How to Replace an Axe Handle

A red axe head embedded in a stump.
What You'll Need
Broken axe
Bench vise
Cold chisel
1/4-inch diameter mild steel rod
1/2-inch diameter mild steel rod
Replacement axe handle
Wood rasp
Two wood handle wedges
Four steel handle wedges
Wood finish

If you crack, split or break an axe handle, the safest thing to do is to replace it rather than wrap it with tape or try to fix it with epoxy glue. Other solutions can be extremely unsafe and they just don’t work in the long run. Replacing an axe handle is a difficult process, but definitely can be done in an afternoon of hard work. Here’s how.

Step 1 - Buy a New Handle

Go to a hardware store and locate the section with replacement handles for tools. Select an ash or hickory handle that is preferably unfinished. Bring your old axe with you to the store to help you match up the correct size . Also, get a couple wood handle wedges and twice as many steel handle wedges while you're there.

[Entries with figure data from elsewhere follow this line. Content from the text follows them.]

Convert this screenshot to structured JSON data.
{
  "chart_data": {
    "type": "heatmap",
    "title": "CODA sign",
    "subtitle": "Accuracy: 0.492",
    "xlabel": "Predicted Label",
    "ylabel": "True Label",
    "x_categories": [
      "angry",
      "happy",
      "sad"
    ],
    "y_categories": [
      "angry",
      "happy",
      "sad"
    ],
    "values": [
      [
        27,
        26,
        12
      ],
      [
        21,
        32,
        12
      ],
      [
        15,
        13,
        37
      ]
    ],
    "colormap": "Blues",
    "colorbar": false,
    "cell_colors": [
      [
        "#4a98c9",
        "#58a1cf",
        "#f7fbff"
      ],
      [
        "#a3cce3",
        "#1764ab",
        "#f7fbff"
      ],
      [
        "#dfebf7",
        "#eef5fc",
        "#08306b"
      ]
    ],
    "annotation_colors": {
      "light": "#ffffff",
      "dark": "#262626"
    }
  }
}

Step 2 - Remove the Old Handle

Begin by taking off the old handle. Saw it off close to the head of the axe, and then soak the head overnight in a bucket of water. Let it dry completely for a day afterward. The water will swell the wood, but then when it dries it will be looser than before and easier to remove.

Next, clamp the axe head into the vise. If there are wedges at the top of the handle, knock them out with the hammer and cold chisel. Open the vise again and turn the axe head upside down this time. Start with the largest diameter steel rod that will fit in the socket and begin tapping the handle out. A determined tapping should begin to break it up, but getting frustrated and driving the rod like a nail will not help. Work on different parts of the handle and not just one spot for the best results. If any handle bits remain jammed in the corners of the socket, use the smaller rod to punch them out. Ensure that the socket is completely clean before moving on.

Step 3 - Test Fit the New Handle

Keeping the axe head upside down in the vise, check to see if the new handle fits. It is goes in easily, it is the wrong handle. It should be just a little too big for the axe to fit correctly and tightly. Return this handle and get a new one if this is the case.

The handle should also have a saw kerf in the end, cut across the longest axis. The wooden wedge that you bought should be a little shorter than this slot.

Step 4 - File the Handle Sides

The sides of the axe socket are not parallel; toward the top, the opening widens. Use the rasp to carefully trim the handle down until it matches the bottom of the axe head socket, taking special care to not trim it so far that it doesn’t fit solid. The more careful you are at this stage, the longer the axe will last. Once the top of the handle has the exact fit, shave the sides of the handle down to a parallel section long enough to go completely through the socket.

Step 5 - Add the Wooden Wedge

Saw off any excess handle as close to the steel as possible. If the handle is tight in the head, the saw kerf would noticed earlier will probably be closed. However, you will still be inserting the wedges regardless. Line up the edge of the wooden wedge with the kerf and begin to tap it in with the hammer. Use light taps so as not to break the wedge. If you drive it as deep as possible and the wedge is still sticking out, cutting the remaining portion off.

Step 6 - Pound in the Steel Wedge

Place a steel wedge in the center of the handle head and pound it into the handle like a nail. It will split the wooden wedge in half and expand the handle in the other direction. Finish it off by driving it in with the cold chisel or punch at the end so the head of the wedge is just below the top of the handle.

Step 7 - Finish

With that, your new handle should fitted tightly into the old axe head. All that is left is to add your own finish and protectant to ensure the handle lasts.